Marcelo Barros(*)
A vida é bonita, todos nós, brasileiros, cantamos e repetimos com Gonzaguinha, na canção que diz ser esta a resposta das crianças: “é bonita, é bonita e é bonita!”. Agora, “a vida em primeiro lugar” é o tema do 17º Grito dos Excluídos a ser realizado no próximo 07 de setembro. Novamente o clamor pela vida será o conteúdo das reflexões, mas também de arte, poesia e música que integrarão esse evento.
Pelo 17º ano, as manifestações cívicas do dia da pátria não se restringirão à tradicional parada militar e nem mesmo ao desfile de estudantes pelas ruas. Em todo o Brasil, homens e mulheres, velhos e jovens, trabalhadores ou desempregados, todos são convidados a se expressar nas ruas das principais cidades brasileiras o grito que, este ano, foi condensado no seguinte lema: “Pela vida, grita a Terra. Por direitos, todos nós!”.
O Grito dos Excluídos é iniciativa das pastorais populares da Conferência Nacional dos Bispos do Brasil (CNBB), ligada aos movimentos populares. Ele reúne pacificamente milhares de pessoas. Nos primeiros tempos, era como uma voz que clama no deserto. Atualmente, o Grito se une aos numerosos fóruns sociais que se espalham pelo mundo e às manifestações da juventude e da sociedade civil que tomam praças e ruas em várias cidades da Europa e da África para dizer a todos que um novo mundo é possível e urgente.
Talvez as redes maiores de televisão e jornais não dêem boa cobertura ao Grito dos Excluídos, mas não poderão deixar de mostrar o rosto de crianças famintas na Somália. Não poderão esconder que a taxa de desemprego na Espanha chegou a quase 30%. E são obrigados a noticiar que nos Estados Unidos existem 40 milhões de pobres e carentes. E não se tratam apenas de migrantes e sim de norte-americanos, nascidos e criados em seu próprio país.

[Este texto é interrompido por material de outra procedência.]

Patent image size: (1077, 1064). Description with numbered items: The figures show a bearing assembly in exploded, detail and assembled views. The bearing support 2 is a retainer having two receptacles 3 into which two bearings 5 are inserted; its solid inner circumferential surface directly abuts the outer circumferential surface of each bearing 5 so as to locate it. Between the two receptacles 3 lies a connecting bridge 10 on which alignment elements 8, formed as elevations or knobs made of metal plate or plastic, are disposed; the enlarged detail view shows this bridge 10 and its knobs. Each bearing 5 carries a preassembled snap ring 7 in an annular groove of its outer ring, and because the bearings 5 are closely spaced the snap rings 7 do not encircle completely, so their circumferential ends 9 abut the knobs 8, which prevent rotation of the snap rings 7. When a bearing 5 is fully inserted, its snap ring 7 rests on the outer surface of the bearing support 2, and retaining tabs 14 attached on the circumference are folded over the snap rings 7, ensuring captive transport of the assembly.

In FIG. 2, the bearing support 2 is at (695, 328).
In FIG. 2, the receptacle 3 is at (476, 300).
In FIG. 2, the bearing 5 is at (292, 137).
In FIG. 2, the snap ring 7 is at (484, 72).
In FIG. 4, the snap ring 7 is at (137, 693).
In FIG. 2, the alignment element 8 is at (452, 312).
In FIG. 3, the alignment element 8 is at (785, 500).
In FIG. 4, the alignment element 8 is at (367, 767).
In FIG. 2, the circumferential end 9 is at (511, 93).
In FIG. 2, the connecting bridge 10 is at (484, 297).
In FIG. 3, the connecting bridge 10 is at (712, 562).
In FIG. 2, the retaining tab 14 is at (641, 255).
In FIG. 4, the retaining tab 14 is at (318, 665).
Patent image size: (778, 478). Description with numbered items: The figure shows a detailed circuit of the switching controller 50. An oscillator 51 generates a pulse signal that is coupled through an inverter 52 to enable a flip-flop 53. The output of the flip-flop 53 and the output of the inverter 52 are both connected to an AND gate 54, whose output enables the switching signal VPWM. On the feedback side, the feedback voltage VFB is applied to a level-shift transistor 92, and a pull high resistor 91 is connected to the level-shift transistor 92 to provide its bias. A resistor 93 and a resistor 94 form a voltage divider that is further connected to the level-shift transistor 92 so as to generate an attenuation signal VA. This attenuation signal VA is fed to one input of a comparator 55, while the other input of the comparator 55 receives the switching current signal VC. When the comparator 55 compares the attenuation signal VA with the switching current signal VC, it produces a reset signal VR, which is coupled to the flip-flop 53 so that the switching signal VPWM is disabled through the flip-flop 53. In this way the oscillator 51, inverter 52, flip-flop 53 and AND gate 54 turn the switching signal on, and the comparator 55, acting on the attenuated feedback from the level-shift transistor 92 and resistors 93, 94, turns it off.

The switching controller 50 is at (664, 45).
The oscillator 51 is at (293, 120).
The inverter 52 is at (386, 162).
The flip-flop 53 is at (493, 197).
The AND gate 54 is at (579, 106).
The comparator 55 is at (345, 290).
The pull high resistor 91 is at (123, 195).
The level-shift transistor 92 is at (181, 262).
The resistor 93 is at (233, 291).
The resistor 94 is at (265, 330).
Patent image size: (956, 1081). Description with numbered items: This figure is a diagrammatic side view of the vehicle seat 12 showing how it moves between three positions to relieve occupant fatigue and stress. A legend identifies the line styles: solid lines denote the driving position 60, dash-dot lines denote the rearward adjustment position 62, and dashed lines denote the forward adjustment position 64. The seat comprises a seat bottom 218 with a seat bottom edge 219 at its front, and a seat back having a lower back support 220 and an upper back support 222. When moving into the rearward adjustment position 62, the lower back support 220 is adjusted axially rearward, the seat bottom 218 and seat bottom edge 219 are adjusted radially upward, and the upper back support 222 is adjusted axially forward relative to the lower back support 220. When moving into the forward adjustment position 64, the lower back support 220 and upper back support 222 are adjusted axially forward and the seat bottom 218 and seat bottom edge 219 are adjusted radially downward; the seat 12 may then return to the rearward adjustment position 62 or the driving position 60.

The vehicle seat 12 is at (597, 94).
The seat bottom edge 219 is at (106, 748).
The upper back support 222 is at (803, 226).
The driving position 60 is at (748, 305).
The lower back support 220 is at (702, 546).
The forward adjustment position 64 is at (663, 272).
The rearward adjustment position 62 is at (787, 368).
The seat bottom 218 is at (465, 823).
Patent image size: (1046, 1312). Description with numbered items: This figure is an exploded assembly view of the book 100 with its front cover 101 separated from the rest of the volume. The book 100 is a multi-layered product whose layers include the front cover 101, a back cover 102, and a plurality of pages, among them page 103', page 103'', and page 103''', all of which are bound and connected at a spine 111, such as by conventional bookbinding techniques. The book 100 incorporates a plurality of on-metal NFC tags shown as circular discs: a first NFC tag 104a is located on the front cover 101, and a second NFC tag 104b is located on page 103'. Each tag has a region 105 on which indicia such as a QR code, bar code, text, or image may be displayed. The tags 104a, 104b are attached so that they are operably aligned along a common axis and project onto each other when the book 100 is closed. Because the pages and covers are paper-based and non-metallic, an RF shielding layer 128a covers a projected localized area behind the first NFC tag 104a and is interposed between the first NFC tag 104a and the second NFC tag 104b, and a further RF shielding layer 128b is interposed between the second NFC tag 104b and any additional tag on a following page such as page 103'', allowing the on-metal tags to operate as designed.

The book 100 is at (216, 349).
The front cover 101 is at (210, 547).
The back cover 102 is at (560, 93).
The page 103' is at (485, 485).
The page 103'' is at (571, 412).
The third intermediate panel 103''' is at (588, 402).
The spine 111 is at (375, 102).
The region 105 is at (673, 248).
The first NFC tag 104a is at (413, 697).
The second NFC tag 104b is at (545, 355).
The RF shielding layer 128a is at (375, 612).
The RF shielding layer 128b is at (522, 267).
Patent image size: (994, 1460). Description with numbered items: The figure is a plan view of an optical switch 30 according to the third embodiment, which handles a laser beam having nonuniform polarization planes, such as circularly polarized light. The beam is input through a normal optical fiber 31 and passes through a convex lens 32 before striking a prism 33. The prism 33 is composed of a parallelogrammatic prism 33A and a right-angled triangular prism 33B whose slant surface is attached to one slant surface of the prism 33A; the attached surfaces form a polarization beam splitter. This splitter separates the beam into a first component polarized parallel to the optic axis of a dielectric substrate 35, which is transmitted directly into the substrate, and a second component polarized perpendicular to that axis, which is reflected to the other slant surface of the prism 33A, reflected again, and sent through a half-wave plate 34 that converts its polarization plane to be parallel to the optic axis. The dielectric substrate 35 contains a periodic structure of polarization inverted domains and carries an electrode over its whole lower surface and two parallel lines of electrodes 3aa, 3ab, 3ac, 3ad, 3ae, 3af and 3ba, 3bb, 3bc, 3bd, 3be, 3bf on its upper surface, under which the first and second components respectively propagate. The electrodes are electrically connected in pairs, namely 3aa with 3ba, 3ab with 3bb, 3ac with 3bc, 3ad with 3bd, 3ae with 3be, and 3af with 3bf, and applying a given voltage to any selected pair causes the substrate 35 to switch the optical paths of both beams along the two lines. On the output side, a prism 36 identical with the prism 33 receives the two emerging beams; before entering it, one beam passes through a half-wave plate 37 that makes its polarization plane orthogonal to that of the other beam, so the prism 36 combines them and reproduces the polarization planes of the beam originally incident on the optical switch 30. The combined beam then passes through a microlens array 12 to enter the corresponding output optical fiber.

Ninguém precisa ser de grupos e movimentos populares para perceber que alguma coisa neste mundo não está correta. Quase um bilhão de seres humanos passa fome em um mundo que nunca produziu tanta comida como atualmente. As revistas internacionais mostram que dois norte-americanos juntos possuem uma renda mais alta do que a soma do PIB de 47 países da África. Sobre a realidade brasileira, a realidade é que “a concentração da terra não só é a mesma dos primeiros anos da ditadura militar, mas aumentou. (...) As pequenas propriedades, com menos de dez hectares, ocupam 2, 36% di total das terras agricultáveis do país, embora representem quase metade (47, 86%) dos estabelecimentos rurais. Enquanto isso, apenas um por cento de proprietários controlam 44, 42% das terras, situação das piores concentrações agrárias do mundo” (Cf. Carta Capital 03 de agosto 2011, p. 22). Os dados revelam ainda que os pequenos lavradores, mesmo em uma extensão de terra tão reduzida, produzem mais de 70% de toda alimentação que vai para a nossa mesa (dados da CONTAG).
No Brasil e em outros países, essa realidade iníqua não acontece por uma fatalidade do destino ou porque é inevitável e sim porque os grandes deste mundo insistem em organizar assim a sociedade e contam com a apatia e a omissão da maioria da população que sofre, mas não se sente chamada a transformar essa realidade. No decorrer da história, muitas vezes, as religiões serviram como fatores de legitimação da desigualdade social e das injustiças. Atualmente, cada vez mais cresce o número de pessoas que, em todas as religiões ou em caminhos independentes, descobrem: se Deus é amor e o seu projeto para o mundo é de paz e justiça, o caminho da intimidade com o Espírito supõe necessariamente a solidariedade com todas as pessoas que sofrem e o compromisso com a justiça e o direito. No evangelho, Jesus proclama: “Bem-aventuradas, (abençoadas por Deus e felizes) todas as pessoas que têm fome e sede de justiça, porque serão saciadas” (Mt 5, 6). Esse é o espírito que move o Grito dos Excluídos.
(*) Monge beneditino, teólogo e escritor.